Now, Ramp Health, a member of the Chamber of Commerce for Greater Philadelphia since 2017, has evolved into a healthcare provider of products and services that span the entire continuum of care. These include health coaching, pre-chronic and chronic condition management, safety and injury prevention, a full range of immunizations, biometric and other diagnostic testing, onsite clinics, and mental health services.
“Our clients might want basic clinical care, dietician services, biometric testing, flu shots, improvement to safety and injury prevention, health coaching, or onsite nurses and EMTs,” Putnam said. “We have become a one-stop shop for employers looking to fill gaps or for those who want comprehensive, integrated care from a sole source provider.”
The company has also developed a patented and proprietary digital health platform that delivers personalized health and wellbeing solutions through customized content, challenges, device syncing, data and claims integrations, incentive management, and access to their healthcare providers at the touch of a button.
About half of Ramp Health’s clients are in manufacturing and other blue-collar industries. The company is seeing significant growth from its flu shot, biometric testing, and onsite clinic solutions. Ramp Health also will be launching onsite mental health services in Q4 of this year. Currently, all of Ramp Health’s healthcare staff are Mental Health First Aid certified and are able to address about 60% of employee mental health issues before they get worse and require a higher level of care.
“What we’re in the process of doing is further closing the loop by providing another level of mental health services that is more accessible and convenient for employees. There is no question employers will benefit greatly by adding our mental health counselors onsite to complete the continuum.”

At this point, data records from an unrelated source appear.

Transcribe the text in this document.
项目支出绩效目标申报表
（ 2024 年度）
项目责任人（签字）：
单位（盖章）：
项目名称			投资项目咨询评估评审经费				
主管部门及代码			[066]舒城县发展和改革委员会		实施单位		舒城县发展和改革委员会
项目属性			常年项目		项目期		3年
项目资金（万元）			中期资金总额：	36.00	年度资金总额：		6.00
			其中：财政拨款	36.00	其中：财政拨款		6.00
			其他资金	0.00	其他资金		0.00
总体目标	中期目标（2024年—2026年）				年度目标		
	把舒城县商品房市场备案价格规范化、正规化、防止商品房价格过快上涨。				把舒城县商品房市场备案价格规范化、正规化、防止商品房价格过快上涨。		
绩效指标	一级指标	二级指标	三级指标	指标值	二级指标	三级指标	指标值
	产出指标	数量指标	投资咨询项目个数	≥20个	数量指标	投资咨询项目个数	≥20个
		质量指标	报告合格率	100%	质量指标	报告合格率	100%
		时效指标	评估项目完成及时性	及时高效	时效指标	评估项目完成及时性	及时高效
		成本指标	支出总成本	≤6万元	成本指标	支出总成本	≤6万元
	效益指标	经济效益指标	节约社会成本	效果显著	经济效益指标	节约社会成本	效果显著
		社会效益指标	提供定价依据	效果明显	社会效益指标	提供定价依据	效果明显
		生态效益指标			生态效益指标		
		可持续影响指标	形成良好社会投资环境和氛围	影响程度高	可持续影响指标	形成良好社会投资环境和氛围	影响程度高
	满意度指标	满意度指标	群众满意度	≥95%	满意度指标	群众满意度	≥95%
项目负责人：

The company started in 2002 in Blue Bell, a Philadelphia suburb, “with a single spark of creativity,” said Putnam, one of the founders. “Our gut told us there was a better way to improve employee health and reduce injuries in the workplace.”
The mission of making healthcare more accessible, affordable, and equitable continues today, he said, as the company has grown from four clients to more than 500 in 38 states. Ramp Health has also gone from just a handful of employees in 2002 to over 200 full-time and 800 part-time employees in 2022.

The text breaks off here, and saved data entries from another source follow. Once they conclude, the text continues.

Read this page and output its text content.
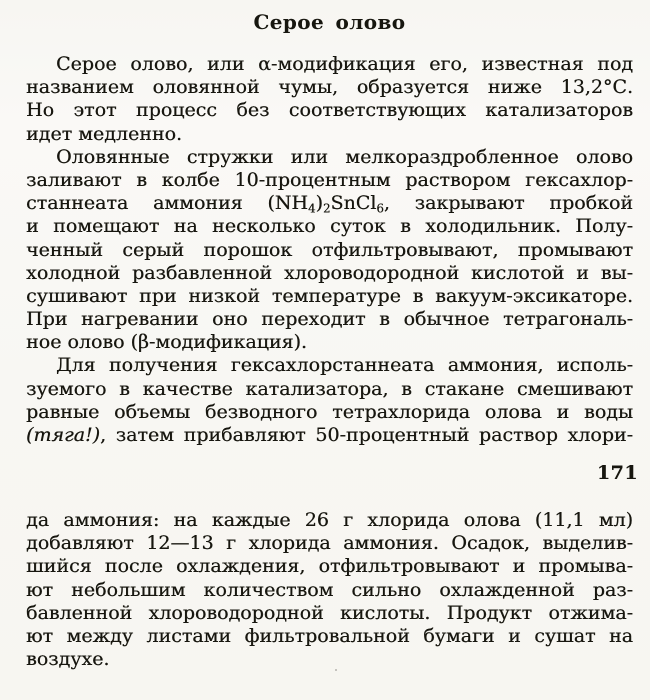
Серое олово
Серое олово, или α-модификация его, известная под
названием оловянной чумы, образуется ниже 13,2°С.
Но этот процесс без соответствующих катализаторов
идет медленно.
Оловянные стружки или мелкораздробленное олово
заливают в колбе 10-процентным раствором гексахлор-
станнеата аммония $(NH_4)_2SnCl_6$, закрывают пробкой
и помещают на несколько суток в холодильник. Полу-
ченный серый порошок отфильтровывают, промывают
холодной разбавленной хлороводородной кислотой и вы-
сушивают при низкой температуре в вакуум-эксикаторе.
При нагревании оно переходит в обычное тетрагональ-
ное олово (β-модификация).
Для получения гексахлорстаннеата аммония, исполь-
зуемого в качестве катализатора, в стакане смешивают
равные объемы безводного тетрахлорида олова и воды
(тяга!), затем прибавляют 50-процентный раствор хлори-
171
да аммония: на каждые 26 г хлорида олова (11,1 мл)
добавляют 12—13 г хлорида аммония. Осадок, выделив-
шийся после охлаждения, отфильтровывают и промыва-
ют небольшим количеством сильно охлажденной раз-
бавленной хлороводородной кислоты. Продукт отжима-
ют между листами фильтровальной бумаги и сушат на
воздухе.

He said the key to this is the simple art of listening to what employees need – and then turning that into an actionable and personalized set of solutions to help them solve their problems.

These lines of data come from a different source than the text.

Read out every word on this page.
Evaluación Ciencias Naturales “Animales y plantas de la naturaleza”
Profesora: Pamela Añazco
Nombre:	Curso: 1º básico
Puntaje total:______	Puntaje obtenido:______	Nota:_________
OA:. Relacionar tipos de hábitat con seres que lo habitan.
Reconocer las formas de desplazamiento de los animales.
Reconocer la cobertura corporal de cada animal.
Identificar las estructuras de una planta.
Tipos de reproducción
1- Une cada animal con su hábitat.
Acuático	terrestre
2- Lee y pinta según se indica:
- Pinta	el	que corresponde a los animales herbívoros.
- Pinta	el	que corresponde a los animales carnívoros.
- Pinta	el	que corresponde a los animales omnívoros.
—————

“Everyone is different,” he said. “Their triggers are unique. You have to help each person see the benefits, develop a personalized plan to accomplish their goals, and most importantly, provide ongoing support to help them get there.”
The team uses data to identify and manage risks and to report aggregate information back to employers to measure progress and population outcomes.
With its post-COVID expansion in full gear, the company rebranded itself in May 2023 and took the name Ramp Health.
“We wanted a name that was not only a reflection of the growth of the business but why employers choose us,” he said. “They want to take their wellbeing, health, and safety outcomes to the next level.”
Despite the national footprint, Ramp Health remains at home in Greater Philadelphia. Putnam played baseball at Drexel University and met his wife, a North Penn High School graduate, at the Jersey Shore.
“The Philadelphia area offers immense growth opportunity for our business,” he said. “We not only have marquee clients in the area but there is a great supply of talented workers. We have been rooted in this region since our founding and feel we have a responsibility to build a great business while supporting the local community to get healthier along the way. We refer to it as the ‘make money by doing good’ principle.”